Lipschitzian function implies uniformly continuity - choice of delta

Question

On this link which is french page of uniformly continuity, it is said that if a function is k-Lipschitzian, then this function is uniformly continuous.

They say that by choosing a $\delta$ as :

$$k\delta \leq \epsilon$$

Shouldn't it be rather $\delta$ as :

$$\delta \geq \epsilon/k\quad\quad?$$

Indeed, for a fixed $\epsilon$, we want to choose a $\delta$ as :

$$\dfrac{f(x+\delta)-f(x)}{\delta} = \dfrac{\epsilon}{\delta}$$

Moreover, we have with k-Lipschizian definition :

$$\dfrac{f(x+\delta)-f(x)}{\delta} \leq k$$

So we can choose $\delta$ as :

$$\dfrac{\epsilon}{\delta} \leq k$$

which is equivalent to: $\delta \geq \epsilon/k$, isn't it ?

Any help is welcome

Answer 1

You want $\left|\frac{f(x+\delta)-f(x)}{\delta} \right| \leq \frac{\epsilon}{\delta}$ or to be more precise: $$\left|\frac{f(y)-f(x)}{\delta} \right| \leq \frac{\epsilon}{\delta}, \forall y \text{ such as } |x-y| \leq \delta$$ And you have: $$\left|\frac{f(y)-f(x)}{\delta} \right| \leq \frac{k |x-y|}{\delta}\leq k, \forall y \text{ such as } |x-y| \leq \delta$$.
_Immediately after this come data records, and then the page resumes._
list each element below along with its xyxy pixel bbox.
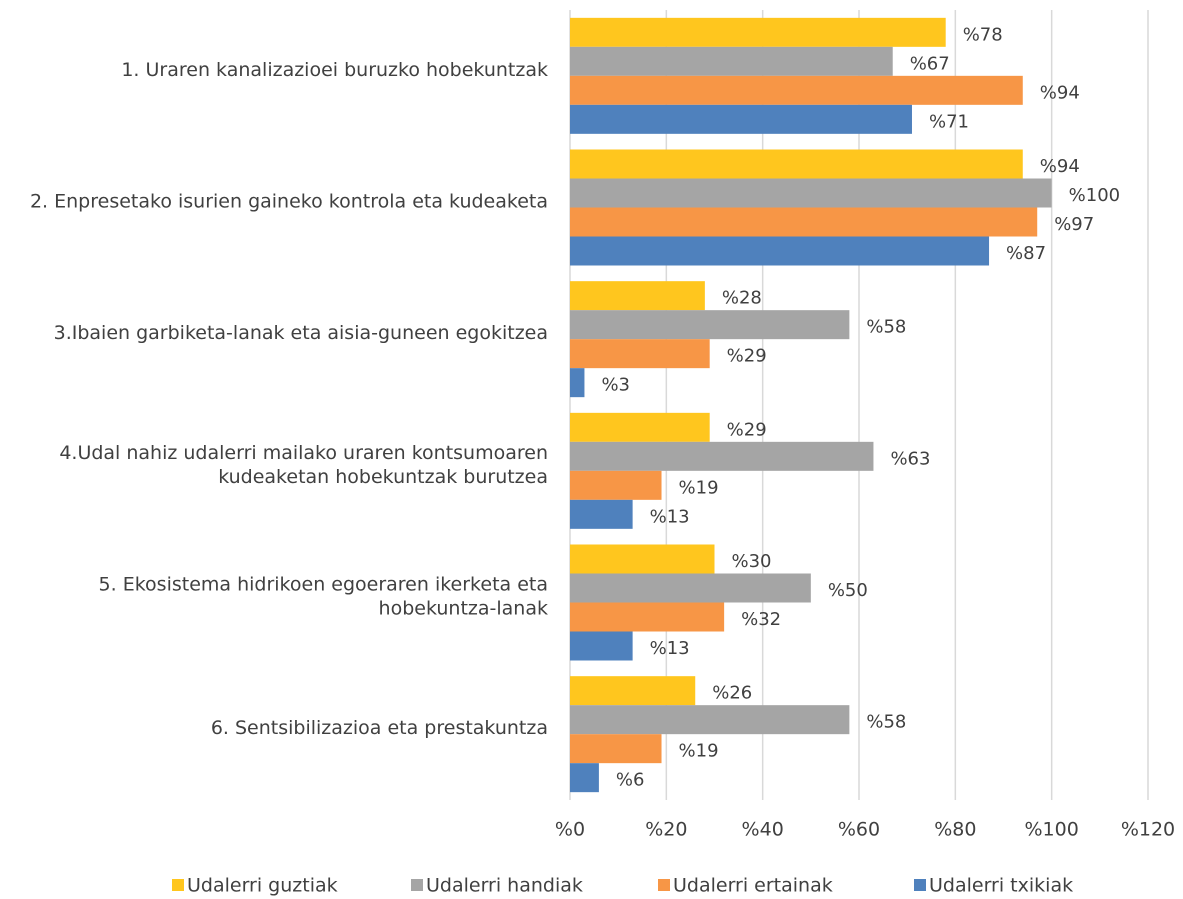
value-label: %100 [1069,185,1120,206]
value-label: %3 [601,375,630,396]
value-label: %26 [712,683,752,704]
legend-swatch [658,879,670,891]
category-label: 4.Udal nahiz udalerri mailako uraren kon… [59,441,548,487]
category-label-line: 2. Enpresetako isurien gaineko kontrola … [30,190,548,212]
bar [570,310,850,340]
x-tick-label: %80 [934,819,976,841]
value-label: %29 [727,419,767,440]
value-label: %58 [866,712,906,733]
bar [570,631,633,661]
bar [570,734,662,764]
value-label: %71 [929,111,969,132]
value-label: %19 [679,741,719,762]
value-label: %50 [828,580,868,601]
value-label: %32 [741,609,781,630]
bar [570,104,912,134]
category-label-line: 4.Udal nahiz udalerri mailako uraren kon… [59,441,548,463]
value-label: %58 [866,317,906,338]
category-label: 2. Enpresetako isurien gaineko kontrola … [30,190,548,212]
bar [570,499,633,529]
bar [570,573,811,603]
x-tick-label: %0 [555,819,585,841]
value-label: %94 [1040,156,1080,177]
legend-swatch [172,879,184,891]
category-label-line: 1. Uraren kanalizazioei buruzko hobekunt… [121,58,548,80]
x-tick-label: %100 [1025,819,1079,841]
value-label: %30 [732,551,772,572]
legend-label: Udalerri guztiak [187,875,338,897]
bar [570,236,990,266]
bar [570,763,599,793]
category-label: 1. Uraren kanalizazioei buruzko hobekunt… [121,58,548,80]
category-label-line: hobekuntza-lanak [379,597,548,619]
value-label: %29 [727,346,767,367]
legend-label: Udalerri handiak [426,875,583,897]
bar [570,441,874,471]
bar [570,412,710,442]
value-label: %78 [963,24,1003,45]
value-label: %19 [679,477,719,498]
bar [570,178,1052,208]
value-label: %13 [650,506,690,527]
bar [570,281,705,311]
category-label: 6. Sentsibilizazioa eta prestakuntza [211,717,548,739]
value-label: %97 [1054,214,1094,235]
value-label: %13 [650,638,690,659]
legend-label: Udalerri ertainak [673,875,833,897]
bar [570,470,662,500]
x-tick-label: %60 [838,819,880,841]
category-label-line: 6. Sentsibilizazioa eta prestakuntza [211,717,548,739]
category-label-line: kudeaketan hobekuntzak burutzea [218,465,548,487]
legend-label: Udalerri txikiak [929,875,1073,897]
value-label: %63 [890,448,930,469]
value-label: %67 [910,53,950,74]
value-label: %94 [1040,82,1080,103]
x-tick-label: %40 [742,819,784,841]
bar [570,368,585,398]
bar [570,149,1023,179]
category-label: 3.Ibaien garbiketa-lanak eta aisia-gunee… [54,322,548,344]
bar [570,339,710,369]
value-label: %28 [722,288,762,309]
bar [570,676,696,706]
category-label-line: 3.Ibaien garbiketa-lanak eta aisia-gunee… [54,322,548,344]
value-label: %87 [1006,243,1046,264]
bar [570,544,715,574]
x-tick-label: %120 [1121,819,1175,841]
value-label: %6 [616,770,645,791]
bar [570,602,725,632]
legend-swatch [411,879,423,891]
category-label-line: 5. Ekosistema hidrikoen egoeraren ikerke… [99,573,548,595]
bar [570,705,850,735]
legend-swatch [914,879,926,891]
category-label: 5. Ekosistema hidrikoen egoeraren ikerke… [99,573,548,619]
bar [570,75,1023,105]
bar [570,17,946,47]
x-tick-label: %20 [645,819,687,841]
bar [570,46,893,76]
bar [570,207,1038,237]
So you have to choose $\delta$ such has: $$a \leq k \Rightarrow a \leq \frac{\epsilon}{\delta}$$ or in term of intervals: $$(0,k] \subset \left(0,\frac{\epsilon}{\delta} \right]$$ which gives: $$k \leq \frac{\epsilon}{\delta}$$ i.e $$\delta \leq\frac{\epsilon}{k}$$

Answer 2

The definition of Lipschitz (even the French one) says that a function $f$ is Lipschitz (on some interval $E$) if

$$|f(x) - f(y)| \leq k|x-y| $$

for some $k$, for any choice of $x,y \in E$.

Now, given any $\epsilon$, if we pick $\delta \leq \epsilon/k$, then for any pair $x,y \in E$ with $|x-y| < \delta$

$$|f(x)-f(y)| \leq k|x-y| < k \frac{\epsilon}{k} = \epsilon $$

which means by definition that $f$ is uniformely continuous on $E$.

Picking any $\delta \geq \epsilon/k$ makes no sense, what if I pick a huge $\delta$?